In the runup to the referendum campaign, I met Alex in great US city of Chicago in 2012 when he came to visit Mayor Rahm Emanuel and to speak at the Chicago Council on Global Affairs. It was like stepping back in time. He had not changed much – a bit older, rounder, balder but just as sharp, just as pithy and just as skilled at working the room. I had not seen him in nearly 10 years but when I walked up to him (surrounded by many important city folks) and tapped him on the shoulder, he turned round and just gave me the biggest hug ever. Kay! Like old friends.
My husband stood watching from the other side of the room laughing. And of course, Alex extemporised in his speech, reminiscing about when he knew me back in Edinburgh. He insisted on coming over to meet my husband who he had never met and was just delightful. Of course, it helped that all three of us were on the same page politically and historically.
Meanwhile, back home, he had been up to Stornoway for a campaign visit and met my parents. Going home ahead of the referendum, the house on Goathill Road was jammed with photos of dad with Alex, mum and dad with Alex, dad and his pal Alec, John with Alex, me with Alex. His bonhomie was evident in all of the photos.
My dad died in 2021 thinking the SNP had gone to the dogs since Alex stepped down and was at the point of not renewing his membership for the first time since he joined in Govan back in 1972 when Margo Macdonald (below) won the by-election there. He felt like the SNP had become too remote, not sufficiently focused on independence and too wrapped up in issues that were circumstantial. Dad could be a tad old-fashioned but honestly, he was not wrong on some of his criticisms.
What happened to Alex since 2014 has been heart-breaking and undeserved. I personally still consider him to be an honest and well-meaning individual who was driven to succeed for the benefit of all of Scotland. Did he stray off course, say or do things he would not have done in past – it seems he did although I never saw any signs of that behaviour in the years I knew him. Did certain bad actors also plot his downfall, I suspect so but have no evidence so best stay schtum on that.
What I do know is that Alexander Elliot Salmond was the single figure in my lifetime who did more than anyone to push Scotland to achieve her independence. You do not succeed in that by being nice to everyone, when you are clearly menacing an entrenched establishment. But, unlike some others, he remained true, creative and driven, possibly too much so. He could have retired to read and write books (and make more money), but he still had history to make.

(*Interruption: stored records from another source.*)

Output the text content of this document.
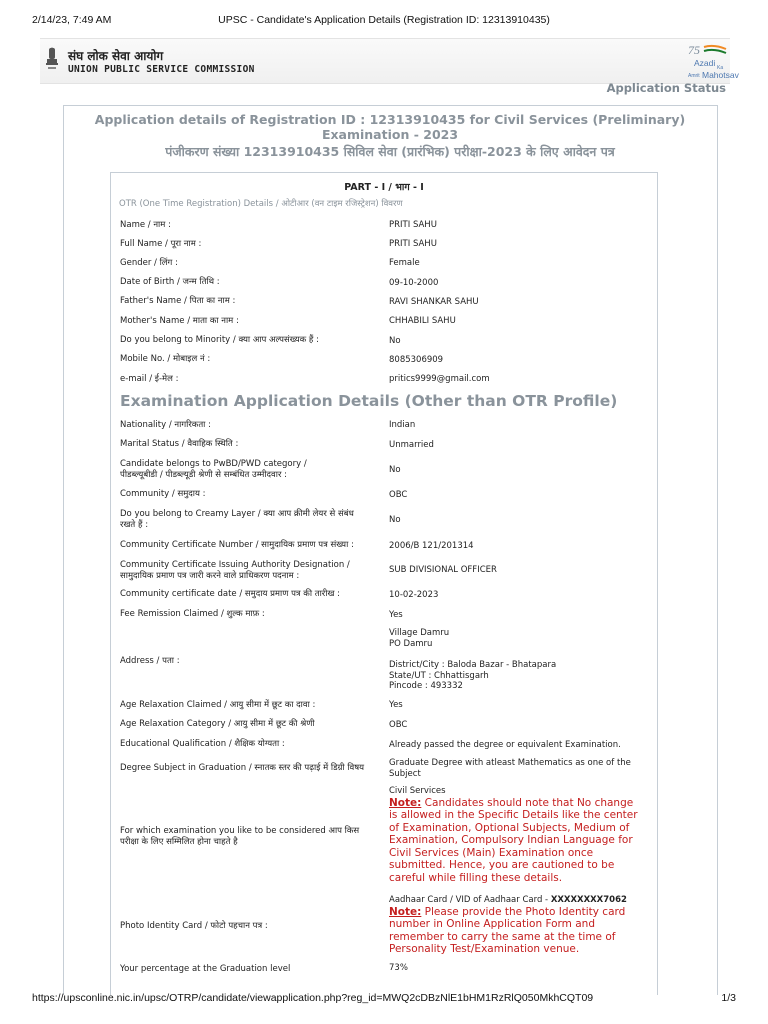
2/14/23, 7:49 AM	UPSC - Candidate's Application Details (Registration ID: 12313910435)
संघ लोक सेवा आयोग
UNION PUBLIC SERVICE COMMISSION
75
Azadi Ka
Amrit Mahotsav
Application Status
Application details of Registration ID : 12313910435 for Civil Services (Preliminary) Examination - 2023
पंजीकरण संख्या 12313910435 सिविल सेवा (प्रारंभिक) परीक्षा-2023 के लिए आवेदन पत्र
PART - I / भाग - I
OTR (One Time Registration) Details / ओटीआर (वन टाइम रजिस्ट्रेशन) विवरण
Name / नाम :	PRITI SAHU
Full Name / पूरा नाम :	PRITI SAHU
Gender / लिंग :	Female
Date of Birth / जन्म तिथि :	09-10-2000
Father's Name / पिता का नाम :	RAVI SHANKAR SAHU
Mother's Name / माता का नाम :	CHHABILI SAHU
Do you belong to Minority / क्या आप अल्पसंख्यक हैं :	No
Mobile No. / मोबाइल नं :	8085306909
e-mail / ई-मेल :	pritics9999@gmail.com
Examination Application Details (Other than OTR Profile)
Nationality / नागरिकता :	Indian
Marital Status / वैवाहिक स्थिति :	Unmarried
Candidate belongs to PwBD/PWD category / पीडब्ल्यूबीडी / पीडब्ल्यूडी श्रेणी से सम्बंधित उम्मीदवार :	No
Community / समुदाय :	OBC
Do you belong to Creamy Layer / क्या आप क्रीमी लेयर से संबंध रखते हैं :	No
Community Certificate Number / सामुदायिक प्रमाण पत्र संख्या :	2006/B 121/201314
Community Certificate Issuing Authority Designation / सामुदायिक प्रमाण पत्र जारी करने वाले प्राधिकरण पदनाम :
SUB DIVISIONAL OFFICER
Community certificate date / समुदाय प्रमाण पत्र की तारीख :	10-02-2023
Fee Remission Claimed / शुल्क माफ़ :	Yes
Address / पता :
Village Damru
PO Damru
District/City : Baloda Bazar - Bhatapara
State/UT : Chhattisgarh
Pincode : 493332
Age Relaxation Claimed / आयु सीमा में छूट का दावा :	Yes
Age Relaxation Category / आयु सीमा में छूट की श्रेणी	OBC
Educational Qualification / शैक्षिक योग्यता :	Already passed the degree or equivalent Examination.
Degree Subject in Graduation / स्नातक स्तर की पढ़ाई में डिग्री विषय	Graduate Degree with atleast Mathematics as one of the Subject
For which examination you like to be considered आप किस परीक्षा के लिए सम्मिलित होना चाहते है
Civil Services
Note: Candidates should note that No change is allowed in the Specific Details like the center of Examination, Optional Subjects, Medium of Examination, Compulsory Indian Language for Civil Services (Main) Examination once submitted. Hence, you are cautioned to be careful while filling these details.
Photo Identity Card / फोटो पहचान पत्र :
Aadhaar Card / VID of Aadhaar Card - XXXXXXXX7062
Note: Please provide the Photo Identity card number in Online Application Form and remember to carry the same at the time of Personality Test/Examination venue.
Your percentage at the Graduation level	73%
https://upsconline.nic.in/upsc/OTRP/candidate/viewapplication.php?reg_id=MWQ2cDBzNlE1bHM1RzRlQ050MkhCQT09	1/3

Critically, it is now up to others to keep that fire and legacy moving forward. The torch he carried needs to be passed to a new generation who has Scotland’s independence to the fore. The question is who is the person to lead that movement? But today, I cry for the loss of a gallus lad who fought with every fiber of his being, every molecule of his brain for the independence of our Scottish nation. A generation of Scottish university students do not have to worry about paying for their university tuition (unlike me and others before them who spent a decade paying back loans) and people with health conditions in Scotland do not need to skimp on other essentials (food, heating) to pay for needed prescriptions because of policies Alex’s government introduced. I hope everyone who has benefited appreciates Alex’s achievements in these areas as a minimum. But more than anything, Alex got Scots to believe in their nationhood. Yes, Scotland is a country not a county! Scotland, you have lost a most remarkable son today.
Catherine McNamara
Was up at Perth putting leaflets in envelopes just before the referendum 10 years ago. Suddenly Alec appeared. He had taken the time to turn up to this little group in the middle of nowhere and say thank you. Everybody was so pleased to see him. Such a pleasant hard-working man. Then he took off to the next place he had to visit. What a loss to Scotland.